Na época, proliferavam informes de corrupção nas Ciretran, que eram as seções de trânsito existentes nas grandes delegacias. Zero Hora mesmo realizou a compra de uma carteira de motorista em nome de um morto, no final dos anos 1980. Muitos policiais foram demitidos por venda de documentos.

Tudo mudou em 1997, quando o governo Antônio Britto criou o novo Departamento Estadual de Trânsito (Detran), tirando dos policiais o monopólio dos exames de carteira e também dos depósitos de veículos rebocados. A promessa era de profissionalismo, com técnicos especializados realizando os exames, rigor na apuração das habilidades, depósitos limpos e sem mutretas... Como se vê, não foi bem assim. Além do desvio dos recursos do Detran por políticos, denunciado via Operação Rodin, Zero Hora flagrou em fotos, no ano passado, carros sendo depenados dentro de depósitos oficiais, uma antiga suspeita que acabou comprovada. Agora surge essa grande operação da Polícia Civil, mostrando graves indícios de acertos para facilitar aprovação de motoristas que nem sequer sabem engrenar a primeira marcha. Torna condutores assassinos em potencial, não custa dizer. Ressalva: é necessário elogiar a postura das autoridades. A presidência do Detran é quem iniciou a investigação.

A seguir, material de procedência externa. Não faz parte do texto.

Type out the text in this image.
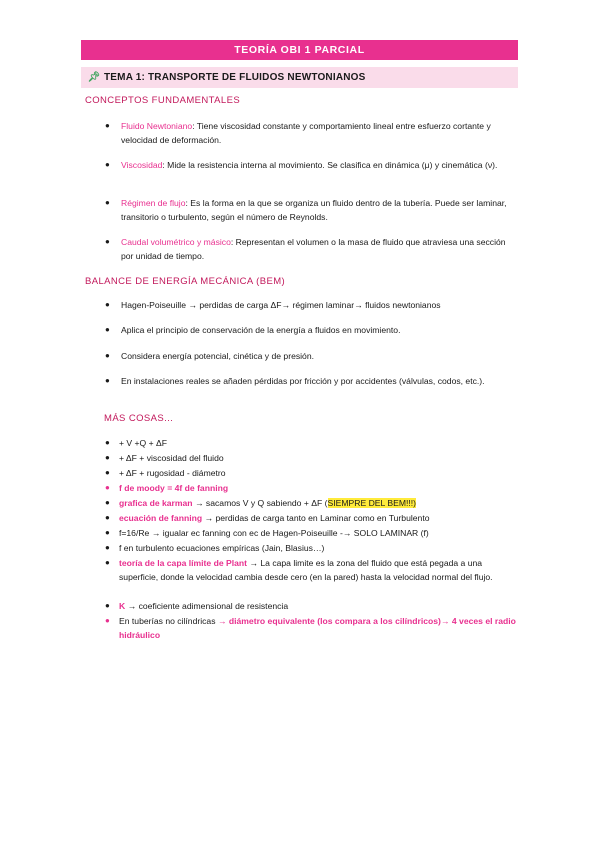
TEORÍA OBI 1 PARCIAL
📌︎ TEMA 1: TRANSPORTE DE FLUIDOS NEWTONIANOS
CONCEPTOS FUNDAMENTALES
● Fluido Newtoniano: Tiene viscosidad constante y comportamiento lineal entre esfuerzo cortante y velocidad de deformación.
● Viscosidad: Mide la resistencia interna al movimiento. Se clasifica en dinámica (μ) y cinemática (ν).
● Régimen de flujo: Es la forma en la que se organiza un fluido dentro de la tubería. Puede ser laminar, transitorio o turbulento, según el número de Reynolds.
● Caudal volumétrico y másico: Representan el volumen o la masa de fluido que atraviesa una sección por unidad de tiempo.
BALANCE DE ENERGÍA MECÁNICA (BEM)
● Hagen-Poiseuille → perdidas de carga ΔF→ régimen laminar→ fluidos newtonianos
● Aplica el principio de conservación de la energía a fluidos en movimiento.
● Considera energía potencial, cinética y de presión.
● En instalaciones reales se añaden pérdidas por fricción y por accidentes (válvulas, codos, etc.).
MÁS COSAS...
● + V +Q + ΔF
● + ΔF + viscosidad del fluido
● + ΔF + rugosidad - diámetro
● f de moody = 4f de fanning
● grafica de karman → sacamos V y Q sabiendo + ΔF (SIEMPRE DEL BEM!!!)
● ecuación de fanning → perdidas de carga tanto en Laminar como en Turbulento
● f=16/Re → igualar ec fanning con ec de Hagen-Poiseuille -→ SOLO LAMINAR (f)
● f en turbulento ecuaciones empíricas (Jain, Blasius…)
● teoría de la capa límite de Plant → La capa limite es la zona del fluido que está pegada a una superficie, donde la velocidad cambia desde cero (en la pared) hasta la velocidad normal del flujo.
● K → coeficiente adimensional de resistencia
● En tuberías no cilíndricas → diámetro equivalente (los compara a los cilíndricos)→ 4 veces el radio hidráulico
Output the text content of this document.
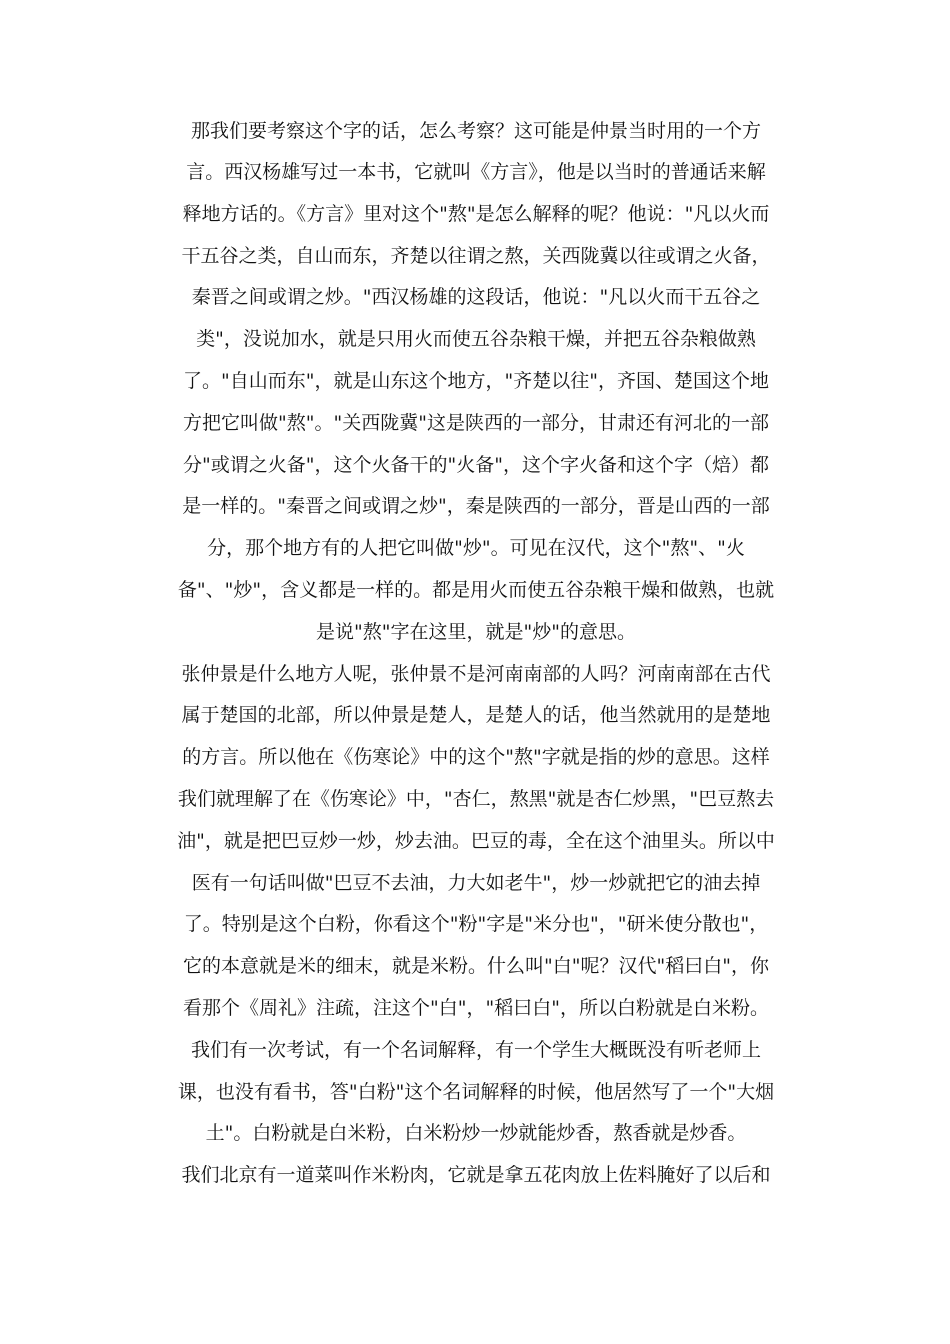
那我们要考察这个字的话，怎么考察？这可能是仲景当时用的一个方
言。西汉杨雄写过一本书，它就叫《方言》，他是以当时的普通话来解
释地方话的。《方言》里对这个"熬"是怎么解释的呢？他说："凡以火而
干五谷之类，自山而东，齐楚以往谓之熬，关西陇冀以往或谓之火备，
秦晋之间或谓之炒。"西汉杨雄的这段话，他说："凡以火而干五谷之
类"，没说加水，就是只用火而使五谷杂粮干燥，并把五谷杂粮做熟
了。"自山而东"，就是山东这个地方，"齐楚以往"，齐国、楚国这个地
方把它叫做"熬"。"关西陇冀"这是陕西的一部分，甘肃还有河北的一部
分"或谓之火备"，这个火备干的"火备"，这个字火备和这个字（焙）都
是一样的。"秦晋之间或谓之炒"，秦是陕西的一部分，晋是山西的一部
分，那个地方有的人把它叫做"炒"。可见在汉代，这个"熬"、"火
备"、"炒"，含义都是一样的。都是用火而使五谷杂粮干燥和做熟，也就
是说"熬"字在这里，就是"炒"的意思。
张仲景是什么地方人呢，张仲景不是河南南部的人吗？河南南部在古代
属于楚国的北部，所以仲景是楚人，是楚人的话，他当然就用的是楚地
的方言。所以他在《伤寒论》中的这个"熬"字就是指的炒的意思。这样
我们就理解了在《伤寒论》中，"杏仁，熬黑"就是杏仁炒黑，"巴豆熬去
油"，就是把巴豆炒一炒，炒去油。巴豆的毒，全在这个油里头。所以中
医有一句话叫做"巴豆不去油，力大如老牛"，炒一炒就把它的油去掉
了。特别是这个白粉，你看这个"粉"字是"米分也"，"研米使分散也"，
它的本意就是米的细末，就是米粉。什么叫"白"呢？汉代"稻曰白"，你
看那个《周礼》注疏，注这个"白"，"稻曰白"，所以白粉就是白米粉。
我们有一次考试，有一个名词解释，有一个学生大概既没有听老师上
课，也没有看书，答"白粉"这个名词解释的时候，他居然写了一个"大烟
土"。白粉就是白米粉，白米粉炒一炒就能炒香，熬香就是炒香。
我们北京有一道菜叫作米粉肉，它就是拿五花肉放上佐料腌好了以后和
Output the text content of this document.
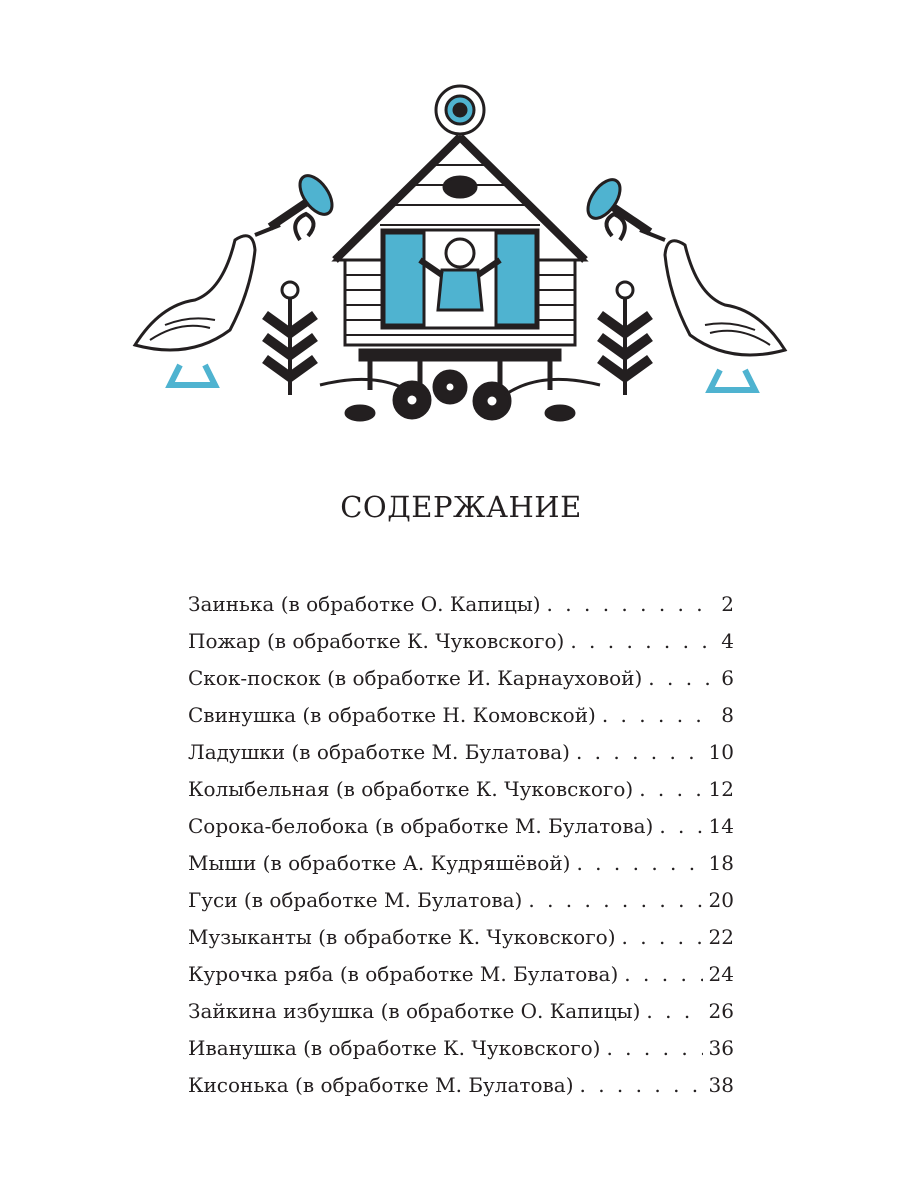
СОДЕРЖАНИЕ
Заинька (в обработке О. Капицы) . . .	2
Пожар (в обработке К. Чуковского) . . .	4
Скок-поскок (в обработке И. Карнауховой) . . .	6
Свинушка (в обработке Н. Комовской) . . .	8
Ладушки (в обработке М. Булатова) . . .	10
Колыбельная (в обработке К. Чуковского) . . .	12
Сорока-белобока (в обработке М. Булатова) . . .	14
Мыши (в обработке А. Кудряшёвой) . . .	18
Гуси (в обработке М. Булатова) . . .	20
Музыканты (в обработке К. Чуковского) . . .	22
Курочка ряба (в обработке М. Булатова) . . .	24
Зайкина избушка (в обработке О. Капицы) . . .	26
Иванушка (в обработке К. Чуковского) . . .	36
Кисонька (в обработке М. Булатова) . . .	38
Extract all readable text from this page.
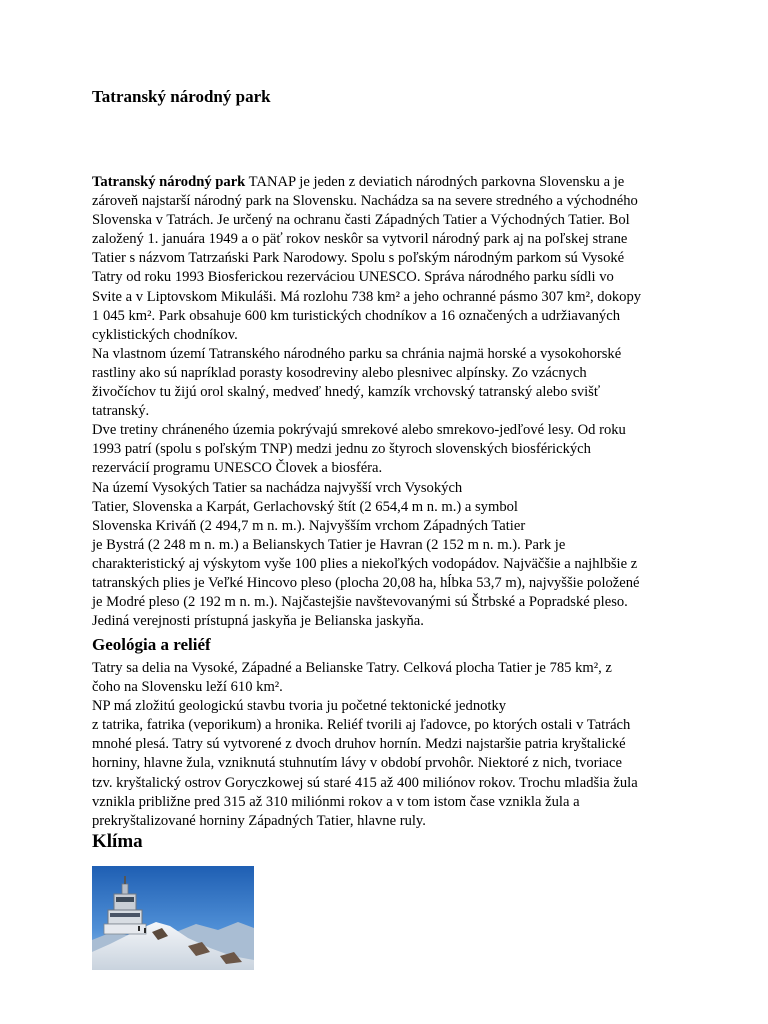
Tatranský národný park
Tatranský národný park TANAP je jeden z deviatich národných parkovna Slovensku a je
zároveň najstarší národný park na Slovensku. Nachádza sa na severe stredného a východného
Slovenska v Tatrách. Je určený na ochranu časti Západných Tatier a Východných Tatier. Bol
založený 1. januára 1949 a o päť rokov neskôr sa vytvoril národný park aj na poľskej strane
Tatier s názvom Tatrzański Park Narodowy. Spolu s poľským národným parkom sú Vysoké
Tatry od roku 1993 Biosferickou rezerváciou UNESCO. Správa národného parku sídli vo
Svite a v Liptovskom Mikuláši. Má rozlohu 738 km² a jeho ochranné pásmo 307 km², dokopy
1 045 km². Park obsahuje 600 km turistických chodníkov a 16 označených a udržiavaných
cyklistických chodníkov.
Na vlastnom území Tatranského národného parku sa chránia najmä horské a vysokohorské
rastliny ako sú napríklad porasty kosodreviny alebo plesnivec alpínsky. Zo vzácnych
živočíchov tu žijú orol skalný, medveď hnedý, kamzík vrchovský tatranský alebo svišť
tatranský.
Dve tretiny chráneného územia pokrývajú smrekové alebo smrekovo-jedľové lesy. Od roku
1993 patrí (spolu s poľským TNP) medzi jednu zo štyroch slovenských biosférických
rezervácií programu UNESCO Človek a biosféra.
Na území Vysokých Tatier sa nachádza najvyšší vrch Vysokých
Tatier, Slovenska a Karpát, Gerlachovský štít (2 654,4 m n. m.) a symbol
Slovenska Kriváň (2 494,7 m n. m.). Najvyšším vrchom Západných Tatier
je Bystrá (2 248 m n. m.) a Belianskych Tatier je Havran (2 152 m n. m.). Park je
charakteristický aj výskytom vyše 100 plies a niekoľkých vodopádov. Najväčšie a najhlbšie z
tatranských plies je Veľké Hincovo pleso (plocha 20,08 ha, hĺbka 53,7 m), najvyššie položené
je Modré pleso (2 192 m n. m.). Najčastejšie navštevovanými sú Štrbské a Popradské pleso.
Jediná verejnosti prístupná jaskyňa je Belianska jaskyňa.
Geológia a reliéf
Tatry sa delia na Vysoké, Západné a Belianske Tatry. Celková plocha Tatier je 785 km², z
čoho na Slovensku leží 610 km².
NP má zložitú geologickú stavbu tvoria ju početné tektonické jednotky
z tatrika, fatrika (veporikum) a hronika. Reliéf tvorili aj ľadovce, po ktorých ostali v Tatrách
mnohé plesá. Tatry sú vytvorené z dvoch druhov hornín. Medzi najstaršie patria kryštalické
horniny, hlavne žula, vzniknutá stuhnutím lávy v období prvohôr. Niektoré z nich, tvoriace
tzv. kryštalický ostrov Goryczkowej sú staré 415 až 400 miliónov rokov. Trochu mladšia žula
vznikla približne pred 315 až 310 miliónmi rokov a v tom istom čase vznikla žula a
prekryštalizované horniny Západných Tatier, hlavne ruly.
Klíma
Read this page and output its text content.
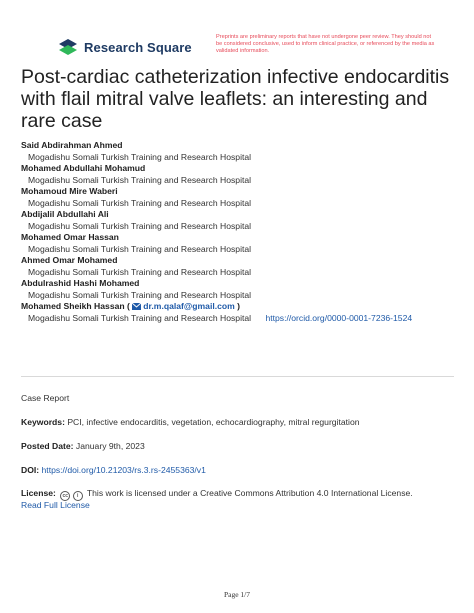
Research Square
Preprints are preliminary reports that have not undergone peer review. They should not be considered conclusive, used to inform clinical practice, or referenced by the media as validated information.
Post-cardiac catheterization infective endocarditis with flail mitral valve leaflets: an interesting and rare case
Said Abdirahman Ahmed
Mogadishu Somali Turkish Training and Research Hospital
Mohamed Abdullahi Mohamud
Mogadishu Somali Turkish Training and Research Hospital
Mohamoud Mire Waberi
Mogadishu Somali Turkish Training and Research Hospital
Abdijalil Abdullahi Ali
Mogadishu Somali Turkish Training and Research Hospital
Mohamed Omar Hassan
Mogadishu Somali Turkish Training and Research Hospital
Ahmed Omar Mohamed
Mogadishu Somali Turkish Training and Research Hospital
Abdulrashid Hashi Mohamed
Mogadishu Somali Turkish Training and Research Hospital
Mohamed Sheikh Hassan ( dr.m.qalaf@gmail.com )
Mogadishu Somali Turkish Training and Research Hospital https://orcid.org/0000-0001-7236-1524
Case Report
Keywords: PCI, infective endocarditis, vegetation, echocardiography, mitral regurgitation
Posted Date: January 9th, 2023
DOI: https://doi.org/10.21203/rs.3.rs-2455363/v1
License: cc i This work is licensed under a Creative Commons Attribution 4.0 International License.
Read Full License
Page 1/7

COMENTÁRIO DO BENGOCHEA - Quando o trânsito estava em poder da polícia civil os serviços eram ótimos, os preços acessíveis e a corrupção muito menor do que é hoje, pois havia comprometimento com a demanda e punição para os corruptos. Hoje, os serviços são demorados, o custo é exorbitante e a corrupção é muito maior, pois os corruptos não são punidos. Cabe lembrar que, com aval da AL-RS e TJ-RS, até agora o Governo do RS não cumpre o dispositivo constitucional que passou os serviços de trânsito para a Brigada Militar (artigo 132 da Constituição do RS) desde a promulgação da lei maior do RS em 03 de outubro de 1989.